Há dezoito anos, tudo era normal. Meu pai chegava em casa todos os dias, às vezes me abraçava, brincava um pouco com meu irmão, beijava minha mãe e então ia ver televisão ou ler algum jornal enquanto esperava pelo jantar. É claro que nem sempre era dessa forma. Às vezes eu estava no banho ou então na casa de uma amiga, mas os fatos rotineiros são os que ficam na memória e os que mais fazem falta.

E então, como que por um passe de mágica, num dia qualquer, ele não apareceu. E nem no dia seguinte. E nem nos próximos fins de tarde depois daquele primeiro fim de tarde. Sem explicação alguma, sem nenhum bilhete e nem aviso no jornal local. Nem mesmo as fofoqueiras de plantão típicas de cidade pequena sabiam o motivo. Nada. Apenas sumiu do mapa. Poderia ter morrido num beco qualquer, fugido com uma loira peituda... Poderia ter se cansado de viver nesse lugar pacato e ido para alguma ilha particular, talvez.

Talvez.

Essa palavra tem o poder de matar qualquer um aos poucos.

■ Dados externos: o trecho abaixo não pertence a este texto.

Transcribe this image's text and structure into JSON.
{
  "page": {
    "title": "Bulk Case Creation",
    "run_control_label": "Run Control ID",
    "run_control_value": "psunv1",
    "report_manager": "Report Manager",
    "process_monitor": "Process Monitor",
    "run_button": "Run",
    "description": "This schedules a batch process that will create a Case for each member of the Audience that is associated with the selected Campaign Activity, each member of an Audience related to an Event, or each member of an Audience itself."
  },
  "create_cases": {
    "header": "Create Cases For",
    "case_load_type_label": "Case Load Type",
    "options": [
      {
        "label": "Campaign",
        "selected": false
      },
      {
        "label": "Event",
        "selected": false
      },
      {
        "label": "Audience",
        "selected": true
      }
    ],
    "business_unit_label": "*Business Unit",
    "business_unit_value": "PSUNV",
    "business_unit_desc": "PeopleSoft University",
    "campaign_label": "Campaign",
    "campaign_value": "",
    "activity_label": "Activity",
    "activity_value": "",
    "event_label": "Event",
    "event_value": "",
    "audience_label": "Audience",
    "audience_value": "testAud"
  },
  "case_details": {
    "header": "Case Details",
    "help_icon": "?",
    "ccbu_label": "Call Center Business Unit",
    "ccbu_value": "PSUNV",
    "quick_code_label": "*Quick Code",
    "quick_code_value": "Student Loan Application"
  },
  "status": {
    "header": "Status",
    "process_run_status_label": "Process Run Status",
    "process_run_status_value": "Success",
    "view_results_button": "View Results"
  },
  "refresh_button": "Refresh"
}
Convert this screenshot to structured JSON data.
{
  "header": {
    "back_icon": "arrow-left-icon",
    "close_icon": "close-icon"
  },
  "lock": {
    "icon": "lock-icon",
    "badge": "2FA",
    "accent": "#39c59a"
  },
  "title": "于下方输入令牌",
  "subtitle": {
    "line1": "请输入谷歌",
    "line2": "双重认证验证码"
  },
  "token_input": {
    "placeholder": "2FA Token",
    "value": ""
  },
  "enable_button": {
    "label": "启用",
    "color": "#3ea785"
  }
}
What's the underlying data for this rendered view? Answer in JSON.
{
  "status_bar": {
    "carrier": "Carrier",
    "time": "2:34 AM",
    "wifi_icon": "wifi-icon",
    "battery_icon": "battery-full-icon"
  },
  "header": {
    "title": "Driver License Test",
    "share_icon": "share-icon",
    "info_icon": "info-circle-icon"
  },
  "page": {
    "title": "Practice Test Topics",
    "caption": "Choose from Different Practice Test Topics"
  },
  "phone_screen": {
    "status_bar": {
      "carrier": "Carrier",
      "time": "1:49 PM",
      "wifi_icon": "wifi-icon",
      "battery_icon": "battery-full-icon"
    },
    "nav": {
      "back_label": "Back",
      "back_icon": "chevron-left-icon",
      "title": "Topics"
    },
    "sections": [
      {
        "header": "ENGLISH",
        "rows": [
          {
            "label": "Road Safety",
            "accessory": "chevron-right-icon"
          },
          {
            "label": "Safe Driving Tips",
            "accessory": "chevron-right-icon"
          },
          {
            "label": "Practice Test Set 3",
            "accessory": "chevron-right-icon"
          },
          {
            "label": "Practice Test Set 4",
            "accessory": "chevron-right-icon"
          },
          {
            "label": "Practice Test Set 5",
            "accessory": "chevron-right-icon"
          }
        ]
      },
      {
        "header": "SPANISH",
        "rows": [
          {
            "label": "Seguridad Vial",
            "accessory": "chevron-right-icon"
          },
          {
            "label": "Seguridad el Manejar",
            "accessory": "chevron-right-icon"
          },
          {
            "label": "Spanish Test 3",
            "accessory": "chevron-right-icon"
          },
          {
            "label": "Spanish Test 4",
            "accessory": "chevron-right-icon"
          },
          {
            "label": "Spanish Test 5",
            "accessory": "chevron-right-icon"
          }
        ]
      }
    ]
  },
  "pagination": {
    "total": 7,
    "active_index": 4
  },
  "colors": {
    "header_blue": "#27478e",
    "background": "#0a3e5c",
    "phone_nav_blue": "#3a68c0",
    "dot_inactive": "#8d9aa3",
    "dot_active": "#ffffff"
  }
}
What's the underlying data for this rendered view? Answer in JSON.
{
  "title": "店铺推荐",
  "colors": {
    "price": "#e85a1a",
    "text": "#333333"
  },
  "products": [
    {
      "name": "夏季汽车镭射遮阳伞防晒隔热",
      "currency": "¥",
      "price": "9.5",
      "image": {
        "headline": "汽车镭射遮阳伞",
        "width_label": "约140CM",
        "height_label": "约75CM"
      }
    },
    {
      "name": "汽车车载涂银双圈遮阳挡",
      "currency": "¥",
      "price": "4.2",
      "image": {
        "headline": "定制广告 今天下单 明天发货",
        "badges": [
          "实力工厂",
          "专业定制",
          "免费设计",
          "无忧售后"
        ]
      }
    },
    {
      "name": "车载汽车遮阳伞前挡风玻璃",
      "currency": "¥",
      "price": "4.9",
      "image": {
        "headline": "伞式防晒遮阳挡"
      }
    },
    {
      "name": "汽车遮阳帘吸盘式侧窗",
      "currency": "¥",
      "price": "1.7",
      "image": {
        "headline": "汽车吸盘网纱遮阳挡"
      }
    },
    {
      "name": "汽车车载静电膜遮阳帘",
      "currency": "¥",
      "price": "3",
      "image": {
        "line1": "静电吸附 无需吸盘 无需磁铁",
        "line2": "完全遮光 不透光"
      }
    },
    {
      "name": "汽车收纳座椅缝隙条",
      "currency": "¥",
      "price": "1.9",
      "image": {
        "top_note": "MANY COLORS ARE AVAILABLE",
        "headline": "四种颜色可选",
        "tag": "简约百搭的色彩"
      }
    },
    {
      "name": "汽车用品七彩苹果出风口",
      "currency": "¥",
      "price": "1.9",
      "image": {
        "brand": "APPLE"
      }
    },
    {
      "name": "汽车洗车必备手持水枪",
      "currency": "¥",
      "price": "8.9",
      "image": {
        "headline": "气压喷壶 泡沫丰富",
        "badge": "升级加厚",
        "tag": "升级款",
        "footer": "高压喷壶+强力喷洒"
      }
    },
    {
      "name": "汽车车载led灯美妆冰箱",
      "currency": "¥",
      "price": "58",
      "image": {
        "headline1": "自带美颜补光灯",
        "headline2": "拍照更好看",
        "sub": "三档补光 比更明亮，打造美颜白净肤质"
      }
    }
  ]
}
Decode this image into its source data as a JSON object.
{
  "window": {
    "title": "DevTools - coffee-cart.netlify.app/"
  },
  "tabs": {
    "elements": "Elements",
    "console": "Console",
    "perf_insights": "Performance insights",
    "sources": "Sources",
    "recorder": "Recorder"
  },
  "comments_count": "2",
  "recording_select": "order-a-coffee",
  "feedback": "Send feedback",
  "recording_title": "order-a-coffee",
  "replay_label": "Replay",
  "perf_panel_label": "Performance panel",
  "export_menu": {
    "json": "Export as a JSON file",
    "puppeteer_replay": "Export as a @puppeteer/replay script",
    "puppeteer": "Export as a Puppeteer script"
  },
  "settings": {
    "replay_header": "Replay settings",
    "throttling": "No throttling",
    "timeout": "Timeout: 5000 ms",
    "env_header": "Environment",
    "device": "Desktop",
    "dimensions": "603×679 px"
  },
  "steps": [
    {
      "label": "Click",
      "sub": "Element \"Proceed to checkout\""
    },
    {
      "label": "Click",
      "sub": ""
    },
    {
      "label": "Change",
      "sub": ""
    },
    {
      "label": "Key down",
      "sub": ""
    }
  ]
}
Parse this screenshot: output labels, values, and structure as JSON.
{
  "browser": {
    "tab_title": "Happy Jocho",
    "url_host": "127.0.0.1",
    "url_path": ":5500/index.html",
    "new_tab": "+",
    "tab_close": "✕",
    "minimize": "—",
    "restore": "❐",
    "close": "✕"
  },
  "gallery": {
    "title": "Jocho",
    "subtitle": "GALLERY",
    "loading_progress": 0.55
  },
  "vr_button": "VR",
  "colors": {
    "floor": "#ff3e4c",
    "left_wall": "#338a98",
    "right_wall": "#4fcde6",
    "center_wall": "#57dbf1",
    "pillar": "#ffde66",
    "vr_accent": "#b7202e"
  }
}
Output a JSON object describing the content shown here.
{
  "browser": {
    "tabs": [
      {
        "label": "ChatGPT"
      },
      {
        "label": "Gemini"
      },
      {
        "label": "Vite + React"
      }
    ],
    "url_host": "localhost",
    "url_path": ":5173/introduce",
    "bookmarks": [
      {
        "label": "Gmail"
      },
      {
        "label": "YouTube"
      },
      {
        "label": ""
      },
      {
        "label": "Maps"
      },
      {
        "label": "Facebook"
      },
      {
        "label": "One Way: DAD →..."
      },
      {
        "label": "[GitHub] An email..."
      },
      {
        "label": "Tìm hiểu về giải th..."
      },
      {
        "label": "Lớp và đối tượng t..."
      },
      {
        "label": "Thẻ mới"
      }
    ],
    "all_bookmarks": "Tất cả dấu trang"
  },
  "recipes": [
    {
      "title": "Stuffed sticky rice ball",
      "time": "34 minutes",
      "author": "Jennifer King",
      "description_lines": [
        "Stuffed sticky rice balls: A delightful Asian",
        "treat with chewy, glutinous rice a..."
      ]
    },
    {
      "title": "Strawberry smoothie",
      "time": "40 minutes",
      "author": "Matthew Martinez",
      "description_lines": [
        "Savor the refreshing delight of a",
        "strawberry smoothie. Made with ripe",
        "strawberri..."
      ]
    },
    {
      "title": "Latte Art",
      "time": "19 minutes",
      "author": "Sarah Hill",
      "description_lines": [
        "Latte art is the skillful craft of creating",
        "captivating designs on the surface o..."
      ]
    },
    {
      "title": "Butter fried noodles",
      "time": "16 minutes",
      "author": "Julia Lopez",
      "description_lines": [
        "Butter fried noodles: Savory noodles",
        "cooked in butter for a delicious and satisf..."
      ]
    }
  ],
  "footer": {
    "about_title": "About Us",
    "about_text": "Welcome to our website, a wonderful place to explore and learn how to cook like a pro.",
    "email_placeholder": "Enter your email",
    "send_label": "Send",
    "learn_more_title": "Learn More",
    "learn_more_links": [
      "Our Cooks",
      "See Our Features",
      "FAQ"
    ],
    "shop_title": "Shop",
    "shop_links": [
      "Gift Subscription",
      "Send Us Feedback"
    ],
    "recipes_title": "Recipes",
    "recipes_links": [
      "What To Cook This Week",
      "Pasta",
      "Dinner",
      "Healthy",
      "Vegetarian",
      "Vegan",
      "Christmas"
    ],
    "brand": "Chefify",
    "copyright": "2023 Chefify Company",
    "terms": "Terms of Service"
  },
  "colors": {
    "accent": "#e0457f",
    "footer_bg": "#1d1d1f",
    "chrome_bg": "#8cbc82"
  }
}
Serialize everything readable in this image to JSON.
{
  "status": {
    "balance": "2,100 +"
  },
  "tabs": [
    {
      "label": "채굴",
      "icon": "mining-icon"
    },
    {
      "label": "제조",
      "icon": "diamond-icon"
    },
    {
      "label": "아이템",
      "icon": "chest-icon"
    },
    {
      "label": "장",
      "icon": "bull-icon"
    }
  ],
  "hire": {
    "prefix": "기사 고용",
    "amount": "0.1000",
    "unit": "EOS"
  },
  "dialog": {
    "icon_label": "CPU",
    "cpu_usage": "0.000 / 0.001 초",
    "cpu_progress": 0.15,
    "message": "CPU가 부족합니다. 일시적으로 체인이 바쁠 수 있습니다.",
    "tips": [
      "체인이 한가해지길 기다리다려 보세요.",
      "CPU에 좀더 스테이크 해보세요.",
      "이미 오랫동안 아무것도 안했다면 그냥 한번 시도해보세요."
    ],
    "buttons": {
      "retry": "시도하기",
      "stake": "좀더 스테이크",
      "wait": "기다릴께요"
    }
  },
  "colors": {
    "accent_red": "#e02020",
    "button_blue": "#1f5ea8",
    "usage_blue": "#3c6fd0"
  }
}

Não saber o que acontece, não conhecer o onde, o quando ou o por quê... Nem mesmo o quê. Quer tortura pior do que ignorar? Acreditar.

Esperança não é um sentimento positivo. Ela não deveria nem existir. Se fosse boa, não existiria. Se fosse algo bom, não duraria tanto e nem seria a última a morrer. Ela iria embora logo, junto com todas as outras coisas boas, exatamente como elas.

As coisas, que já não eram fáceis, ficaram piores. Meu pai sumiu e algo se foi com ele. O que? Não sei ao certo, não sei nem se foi uma coisa só. Talvez uma parte de cada cômodo, de cada pessoa, objeto, coração. Essa coisa se foi com ele e, em seu lugar, deixou a torturante esperança e um pedaço minúsculo do que um dia foi uma presença imponente.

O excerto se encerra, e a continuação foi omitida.